Al cabo de un rato, se sintió de mal humor. Piensas demasiado, se dijo.
¿Por qué no podía él, como los otros, sentirse satisfecho y feliz, sin atormentarse con el futuro e imaginar constantemente qué pasaría en las próximas veinticuatro horas, o los próximos veinticuatro años? ¿Por qué no podía disfrutar de sesenta segundos de calma? No, su mente era un continuo torbellino, una máquina. ¿Una máquina? Era tiempo justamente de pensar en máquinas.
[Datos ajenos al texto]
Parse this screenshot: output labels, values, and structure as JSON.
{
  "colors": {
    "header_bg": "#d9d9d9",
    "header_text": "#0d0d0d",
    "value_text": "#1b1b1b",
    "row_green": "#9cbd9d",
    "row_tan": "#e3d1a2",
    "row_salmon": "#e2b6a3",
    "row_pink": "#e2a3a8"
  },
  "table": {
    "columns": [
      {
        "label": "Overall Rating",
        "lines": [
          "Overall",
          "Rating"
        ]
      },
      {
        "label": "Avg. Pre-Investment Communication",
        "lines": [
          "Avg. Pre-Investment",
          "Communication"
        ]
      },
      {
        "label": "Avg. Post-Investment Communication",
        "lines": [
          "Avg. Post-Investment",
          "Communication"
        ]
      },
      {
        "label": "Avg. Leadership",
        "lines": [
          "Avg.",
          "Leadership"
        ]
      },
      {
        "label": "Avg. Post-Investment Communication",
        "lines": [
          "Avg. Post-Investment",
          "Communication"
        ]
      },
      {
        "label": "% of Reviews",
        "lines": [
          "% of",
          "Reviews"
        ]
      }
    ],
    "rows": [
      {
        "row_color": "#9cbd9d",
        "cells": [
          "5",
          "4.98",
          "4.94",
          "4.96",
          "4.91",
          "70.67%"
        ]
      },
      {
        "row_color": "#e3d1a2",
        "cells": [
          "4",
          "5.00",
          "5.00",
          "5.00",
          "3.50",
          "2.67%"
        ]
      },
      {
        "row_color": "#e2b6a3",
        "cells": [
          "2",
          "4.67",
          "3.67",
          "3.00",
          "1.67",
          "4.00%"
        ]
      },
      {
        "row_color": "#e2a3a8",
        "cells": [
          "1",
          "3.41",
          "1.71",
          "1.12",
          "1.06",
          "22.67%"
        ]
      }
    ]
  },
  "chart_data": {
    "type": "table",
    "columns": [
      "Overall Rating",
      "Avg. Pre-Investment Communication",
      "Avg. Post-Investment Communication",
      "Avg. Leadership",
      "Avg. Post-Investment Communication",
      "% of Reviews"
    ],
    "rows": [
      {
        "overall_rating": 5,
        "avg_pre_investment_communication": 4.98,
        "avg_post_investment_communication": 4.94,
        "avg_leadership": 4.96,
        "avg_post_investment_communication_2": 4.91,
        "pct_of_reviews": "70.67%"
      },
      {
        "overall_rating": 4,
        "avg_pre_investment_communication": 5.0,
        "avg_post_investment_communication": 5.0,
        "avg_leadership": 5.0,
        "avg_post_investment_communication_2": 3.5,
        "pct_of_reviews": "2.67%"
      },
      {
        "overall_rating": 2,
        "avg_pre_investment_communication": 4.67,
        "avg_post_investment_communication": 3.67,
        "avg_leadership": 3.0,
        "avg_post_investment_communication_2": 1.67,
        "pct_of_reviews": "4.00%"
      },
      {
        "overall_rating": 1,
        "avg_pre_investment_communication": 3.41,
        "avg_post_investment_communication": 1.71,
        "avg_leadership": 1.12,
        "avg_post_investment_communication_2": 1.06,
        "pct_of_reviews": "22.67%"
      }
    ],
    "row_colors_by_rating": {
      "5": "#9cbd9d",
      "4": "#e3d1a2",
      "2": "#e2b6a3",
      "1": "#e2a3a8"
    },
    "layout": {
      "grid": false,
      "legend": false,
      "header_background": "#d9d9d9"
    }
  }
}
Aquella serena felicidad, entre vigilia y sueño, se había desvanecido. De un manotazo, apartó la manta.
La mañana era clara y soleada. Aunque casi hacía frío, salió al balconcito y se quedó mirando al oeste. Con el curso de los años los árboles habían crecido, pero veía aún la cima de la montaña y la bahía con los dos grandes puentes.
¡Los puentes! ¡Sí, los puentes! Eran para él la más emocionante reliquia del pasado. Para los niños los puentes no eran muy distintos de las lomas o los árboles. Estaban ahí, y eso era todo. Pero para él, Ish, los puentes eran testimonios del poder y la gloria de la civilización muerta. Así en otro tiempo, algún bárbaro, burgundio o sajón, habría contemplado un acueducto o un arco de triunfo romanos.
No, la comparación no era exacta. El bárbaro se había contentado con sus tradiciones; era dueño de su propio mundo. Él, Ish, se parecía más a un último sobreviviente del mundo romano —senador o filósofo— confundido entre los bárbaros, que medita ante las ruinas de una ciudad desierta, ansioso e indeciso, pues sabe que no se encontrará otra vez con sus amigos en los baños, ni verá desfilar por las calles las cohortes.
La historia se repite, pensó, pero siempre con variantes.
Sí, a menudo pensaba en el lejano pasado. La historia no se repetía como un niño torpe repite una y otra vez su tabla de multiplicar. Como un artista conservaba la idea, pero cambiaba los detalles; como un compositor que desarrolla variaciones sobre un mismo tema, lo susurraba en un tono menor, lo retomaba en un tono más grave, lo hacía cantar en los violines, o estallar en las trompetas.
Estaba de pie, en pijama, en el balconcito, y sentía la brisa que le acariciaba la cara. Aspiró profundamente, y advirtió que el olor mismo del aire había cambiado. En los viejos días uno no advertía casi nunca el olor característico de la ciudad: gasolina, comidas, desperdicios, y hasta sudor humano. Ahora el aire tenía esa pureza de los campos y las praderas montañosas.